Toutefois, certains opérateurs ont pointé du doigt les spéculateurs qui sévissent entre le marché de gros et les marchés de quartiers, s’assurant au passage des marges bénéficiaires très juteuses.

Pour Jawad, grossiste et fils d’agriculteur, au-delà des intermédiaires, les nouveaux horaires de fermeture et d’ouverture du marché ont également eu un effet négatif sur les prix pratiqués. "Avant l’instauration des nouveaux horaires, les prix baissaient en fin de journée, ce qui n’est plus le cas actuellement",  témoigne-t-il.

Depuis une semaine, le marché de gros ouvre ses portes de 3 heures du matin à 14 heures. Une nouvelle mesure destinée à couper l’herbe sous le pied "des intermédiaires et spéculateurs", assure de son coté Jaafar Essabbane, le directeur du marché.
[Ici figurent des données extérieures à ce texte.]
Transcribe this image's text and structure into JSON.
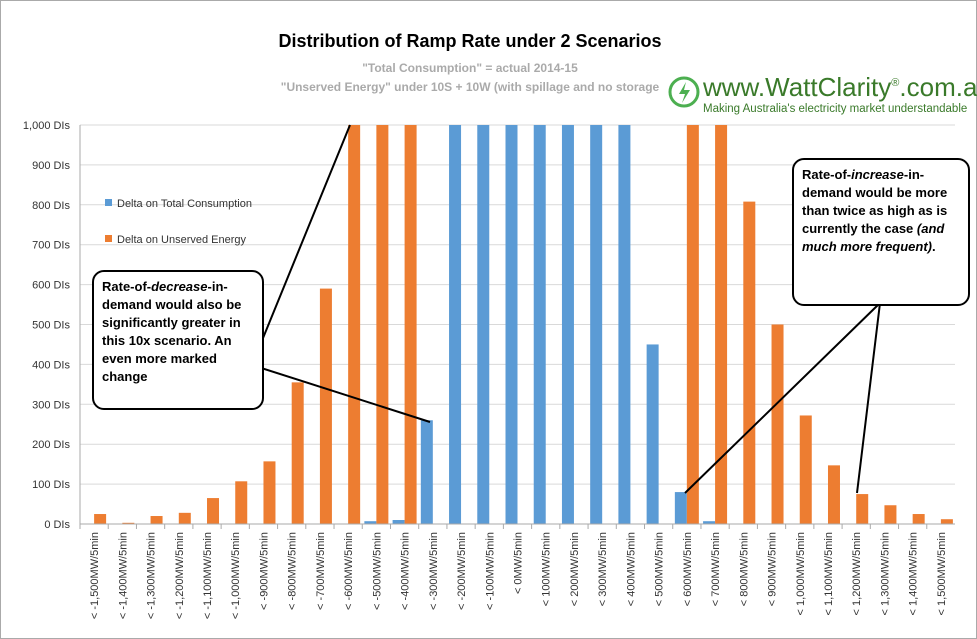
{
  "chart_data": {
    "type": "bar",
    "title": "Distribution of Ramp Rate under 2 Scenarios",
    "subtitle": [
      "\"Total Consumption\" = actual 2014-15",
      "\"Unserved Energy\" under 10S + 10W (with spillage and no storage"
    ],
    "categories": [
      "< -1,500MW/5min",
      "< -1,400MW/5min",
      "< -1,300MW/5min",
      "< -1,200MW/5min",
      "< -1,100MW/5min",
      "< -1,000MW/5min",
      "< -900MW/5min",
      "< -800MW/5min",
      "< -700MW/5min",
      "< -600MW/5min",
      "< -500MW/5min",
      "< -400MW/5min",
      "< -300MW/5min",
      "< -200MW/5min",
      "< -100MW/5min",
      "< 0MW/5min",
      "< 100MW/5min",
      "< 200MW/5min",
      "< 300MW/5min",
      "< 400MW/5min",
      "< 500MW/5min",
      "< 600MW/5min",
      "< 700MW/5min",
      "< 800MW/5min",
      "< 900MW/5min",
      "< 1,000MW/5min",
      "< 1,100MW/5min",
      "< 1,200MW/5min",
      "< 1,300MW/5min",
      "< 1,400MW/5min",
      "< 1,500MW/5min"
    ],
    "series": [
      {
        "name": "Delta on Total Consumption",
        "color": "#5b9bd5",
        "values": [
          0,
          0,
          0,
          0,
          0,
          0,
          0,
          0,
          0,
          0,
          7,
          10,
          260,
          1000,
          1000,
          1000,
          1000,
          1000,
          1000,
          1000,
          450,
          80,
          7,
          0,
          0,
          0,
          0,
          0,
          0,
          0,
          0
        ]
      },
      {
        "name": "Delta on Unserved Energy",
        "color": "#ed7d31",
        "values": [
          25,
          3,
          20,
          28,
          65,
          107,
          157,
          355,
          590,
          1000,
          1000,
          1000,
          0,
          0,
          0,
          0,
          0,
          0,
          0,
          0,
          0,
          1000,
          1000,
          808,
          500,
          272,
          147,
          75,
          47,
          25,
          12
        ]
      }
    ],
    "ylim": [
      0,
      1000
    ],
    "yticks": [
      {
        "value": 0,
        "label": "0 DIs"
      },
      {
        "value": 100,
        "label": "100 DIs"
      },
      {
        "value": 200,
        "label": "200 DIs"
      },
      {
        "value": 300,
        "label": "300 DIs"
      },
      {
        "value": 400,
        "label": "400 DIs"
      },
      {
        "value": 500,
        "label": "500 DIs"
      },
      {
        "value": 600,
        "label": "600 DIs"
      },
      {
        "value": 700,
        "label": "700 DIs"
      },
      {
        "value": 800,
        "label": "800 DIs"
      },
      {
        "value": 900,
        "label": "900 DIs"
      },
      {
        "value": 1000,
        "label": "1,000 DIs"
      }
    ],
    "grid": true,
    "annotations": [
      {
        "parts": [
          "Rate-of-",
          "decrease",
          "-in-demand would also be significantly greater in this 10x scenario.  An even more marked change"
        ]
      },
      {
        "parts": [
          "Rate-of-",
          "increase",
          "-in-demand would be more than twice as high as is currently the case ",
          "(and much more frequent)",
          "."
        ]
      }
    ]
  },
  "logo": {
    "name": "www.WattClarity",
    "mark": "®",
    "domain": ".com.au",
    "tagline": "Making Australia's electricity market understandable"
  }
}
"Les personnes qui sont contre ce changement d’horaire sont des spéculateurs qui ont l’habitude d’arriver avant tout le monde et d’acheter les meilleurs produits pour les revendre beaucoup plus cher" ajoute-t-il, tout en confiant que "d’ici au mois de mars, les tarifs vont progressivement baisser du fait de températures plus clémentes et donc d’un approvisionnement plus important".